February 1, 2011 - When you think of states hard-hit by the residential downturn, Florida comes to mind.
Yet Starwood Land Ventures—backed by Barry Sternlicht‘s Starwood Capital Group—continues betting big bucks on the Sunshine State’s comeback. The company recently acquired Summerlake, a stalled 557-acre master planned community in Orlando, for about $28 million. Starwood, which paid less than half of the 2005 purchase price, aims to resell the roughly 1,500 home sites to builders who are gearing up for the market’s recovery.
As we’ve written, the Orlando market is healing faster than other hard-hit Florida cities because of its proximity to the Walt Disney World resort and medical-facility construction.
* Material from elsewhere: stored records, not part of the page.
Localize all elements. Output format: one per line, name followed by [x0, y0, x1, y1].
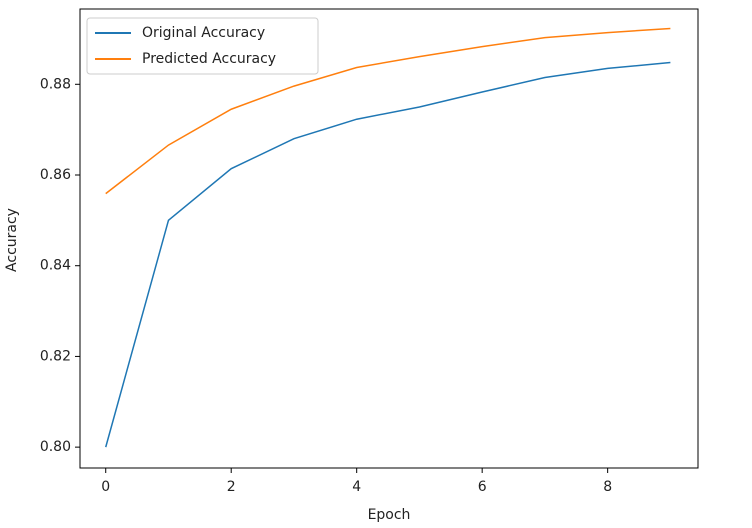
line-series — [105, 27, 671, 195]
plot-frame — [79, 8, 699, 469]
y-tick-label: 0.88 — [40, 76, 71, 92]
y-tick-label: 0.84 — [40, 258, 71, 274]
x-tick-label: 0 — [101, 479, 110, 495]
legend-label: Predicted Accuracy — [142, 51, 276, 67]
legend-box — [86, 17, 319, 75]
x-tick-label: 4 — [352, 479, 361, 495]
y-tick-label: 0.86 — [40, 167, 71, 183]
x-tick-label: 6 — [478, 479, 487, 495]
y-tick-label: 0.80 — [40, 439, 71, 455]
x-tick-label: 2 — [227, 479, 236, 495]
line-series — [105, 61, 671, 448]
x-tick-label: 8 — [603, 479, 612, 495]
y-tick-label: 0.82 — [40, 348, 71, 364]
legend-label: Original Accuracy — [142, 25, 265, 41]
x-axis-label: Epoch — [368, 507, 411, 523]
y-axis-label: Accuracy — [4, 208, 20, 272]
Medical City, a 600-acre biotech park and hospital complex near the international airport, is expected to bring more than 7,000 jobs to Orlando in the next few years.
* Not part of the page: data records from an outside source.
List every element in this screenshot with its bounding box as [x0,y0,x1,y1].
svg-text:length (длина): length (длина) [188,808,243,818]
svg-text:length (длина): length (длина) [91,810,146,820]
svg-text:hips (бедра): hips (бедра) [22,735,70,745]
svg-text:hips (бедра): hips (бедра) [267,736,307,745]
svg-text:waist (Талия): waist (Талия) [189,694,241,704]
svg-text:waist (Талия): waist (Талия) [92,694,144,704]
“Is it tough? Yes. That’s a given. But it’s not dead,” said Mike Moser, Starwood’s east regional president. “We’re selling quite a few lots. When we’re selling lots, that means houses are selling.”
To be sure, the number of sales has fallen dramatically from the peak—as have residential values—and there’s much work to be done before recovery officially arrives. “Orlando is still a bad economy,” writes John Burns Real Estate Consulting. Unemployment remains above 10% and median resale prices fell again year-over-year.
Financial services firm Ticonderoga Securities recently visited the city and found “traffic and sales remain rather anemic and sporadic.” Still, analyst Stephen East got the impression that “that traffic has ticked up slightly over the past several weeks.”
In this case, Starwood is clearly betting things will improve down the road. While the deal includes more than 400 developed lots ready for houses, it will likely take several years to develop the complete community. Starwood expects to open a clubhouse, pools and tennis courts next year.
Last year, Starwood purchased Independence, a nearby master-planned development, and has already sold more than 200 lots to several builders. It also acquired the Florida assets of bankrupt builder Tousa and then announced that building-giant Lennar would buy more than 1,400 sites in 25 communities across Jacksonville, Tampa, Orlando and southeast Florida.
“We’ve done very well,” Moser said, adding he has two other deals under contract.